Los Angeles-raised singer Angelica Garcia was a force and a half and a solid example of what true command of the synth machines paired with gale-force vocals can look like. She was all fire and dancing, with a passion and presence that elicited lots of cheers and a stirring of movement. With an obvious pride of her Latinx roots she burst out lines like “they say my home town hinders me, they say it hinders me, and that hurts me.” Last year Obama chose Garcia’s “Jícama” as a favorite song of the year. Damn right. The crowd felt it too.

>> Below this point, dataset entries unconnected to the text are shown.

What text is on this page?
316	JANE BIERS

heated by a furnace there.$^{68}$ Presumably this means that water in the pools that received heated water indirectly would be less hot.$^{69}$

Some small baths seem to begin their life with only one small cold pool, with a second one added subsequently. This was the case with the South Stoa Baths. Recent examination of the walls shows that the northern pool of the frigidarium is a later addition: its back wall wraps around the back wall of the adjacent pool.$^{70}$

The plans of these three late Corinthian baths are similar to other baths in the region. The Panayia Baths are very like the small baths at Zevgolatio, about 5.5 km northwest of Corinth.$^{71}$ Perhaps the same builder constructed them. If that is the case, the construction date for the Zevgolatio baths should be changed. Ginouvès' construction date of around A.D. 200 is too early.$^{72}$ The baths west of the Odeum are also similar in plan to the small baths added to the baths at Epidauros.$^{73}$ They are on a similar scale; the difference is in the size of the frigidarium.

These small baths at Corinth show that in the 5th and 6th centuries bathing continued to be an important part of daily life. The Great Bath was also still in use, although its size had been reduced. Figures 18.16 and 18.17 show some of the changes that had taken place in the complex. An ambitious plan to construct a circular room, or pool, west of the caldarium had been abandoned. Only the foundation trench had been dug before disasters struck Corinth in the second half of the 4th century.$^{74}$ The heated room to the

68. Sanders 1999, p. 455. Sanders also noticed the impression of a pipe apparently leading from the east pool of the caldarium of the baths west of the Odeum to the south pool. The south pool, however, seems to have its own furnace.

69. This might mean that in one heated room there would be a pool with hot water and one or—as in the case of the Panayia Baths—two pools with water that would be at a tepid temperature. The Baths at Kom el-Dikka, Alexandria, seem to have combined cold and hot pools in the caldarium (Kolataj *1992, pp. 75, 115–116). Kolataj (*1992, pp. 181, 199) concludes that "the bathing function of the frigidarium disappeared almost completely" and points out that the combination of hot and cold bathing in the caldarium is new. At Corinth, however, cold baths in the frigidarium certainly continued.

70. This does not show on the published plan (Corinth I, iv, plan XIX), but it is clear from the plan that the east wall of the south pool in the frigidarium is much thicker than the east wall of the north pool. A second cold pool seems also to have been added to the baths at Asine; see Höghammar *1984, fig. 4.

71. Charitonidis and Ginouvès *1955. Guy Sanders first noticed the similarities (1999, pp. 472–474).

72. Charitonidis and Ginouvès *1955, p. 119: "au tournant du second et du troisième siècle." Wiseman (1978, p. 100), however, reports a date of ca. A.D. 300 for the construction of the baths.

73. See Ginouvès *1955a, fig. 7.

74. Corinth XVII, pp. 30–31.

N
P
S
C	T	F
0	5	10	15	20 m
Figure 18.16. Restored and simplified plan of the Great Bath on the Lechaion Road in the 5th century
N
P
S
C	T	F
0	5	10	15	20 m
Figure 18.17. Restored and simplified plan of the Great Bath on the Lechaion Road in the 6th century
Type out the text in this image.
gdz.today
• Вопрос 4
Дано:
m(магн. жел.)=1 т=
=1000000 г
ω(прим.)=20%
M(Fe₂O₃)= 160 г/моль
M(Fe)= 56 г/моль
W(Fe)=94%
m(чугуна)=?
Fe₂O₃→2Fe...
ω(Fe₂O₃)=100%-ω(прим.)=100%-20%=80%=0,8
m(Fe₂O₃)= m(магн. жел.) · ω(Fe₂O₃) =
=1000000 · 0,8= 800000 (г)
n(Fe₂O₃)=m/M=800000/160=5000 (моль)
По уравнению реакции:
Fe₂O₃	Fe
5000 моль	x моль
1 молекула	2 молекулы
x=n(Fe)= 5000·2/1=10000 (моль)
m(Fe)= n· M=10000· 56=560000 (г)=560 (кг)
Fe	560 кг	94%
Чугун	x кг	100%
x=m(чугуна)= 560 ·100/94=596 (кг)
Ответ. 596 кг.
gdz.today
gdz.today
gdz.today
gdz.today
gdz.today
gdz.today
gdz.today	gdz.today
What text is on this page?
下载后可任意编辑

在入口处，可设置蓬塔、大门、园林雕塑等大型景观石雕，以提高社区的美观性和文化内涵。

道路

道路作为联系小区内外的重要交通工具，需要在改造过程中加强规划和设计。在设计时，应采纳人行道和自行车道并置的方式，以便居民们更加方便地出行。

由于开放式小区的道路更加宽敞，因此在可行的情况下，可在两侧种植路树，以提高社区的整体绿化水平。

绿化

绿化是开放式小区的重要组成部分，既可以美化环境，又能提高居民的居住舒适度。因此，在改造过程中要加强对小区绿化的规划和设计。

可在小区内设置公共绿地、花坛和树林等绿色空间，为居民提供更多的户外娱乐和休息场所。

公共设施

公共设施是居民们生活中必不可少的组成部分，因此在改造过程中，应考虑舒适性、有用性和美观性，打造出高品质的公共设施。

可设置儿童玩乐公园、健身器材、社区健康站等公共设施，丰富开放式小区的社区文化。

Though the audience was purely engaged for most of the night with all three openers, there was an obvious shift when Helado Negro finally took the stage with his rich and stirring vocals. It was fun to watch the energy in that sea of faces watching with smiles and sways. Despite the rather sickening bass — a stark change from the rest of the night’s sound — Helado Negro (stage name of Roberto Carlos Lange) was an all-around solid performance. He was all positivity and excitement, lots of hip sways and engagement with the audience. Props to his multi-instrumentalist crew, who jumped from violin to sax to keys to vocals in a jif and created a feel almost as good as his latest album, This is How You Smile.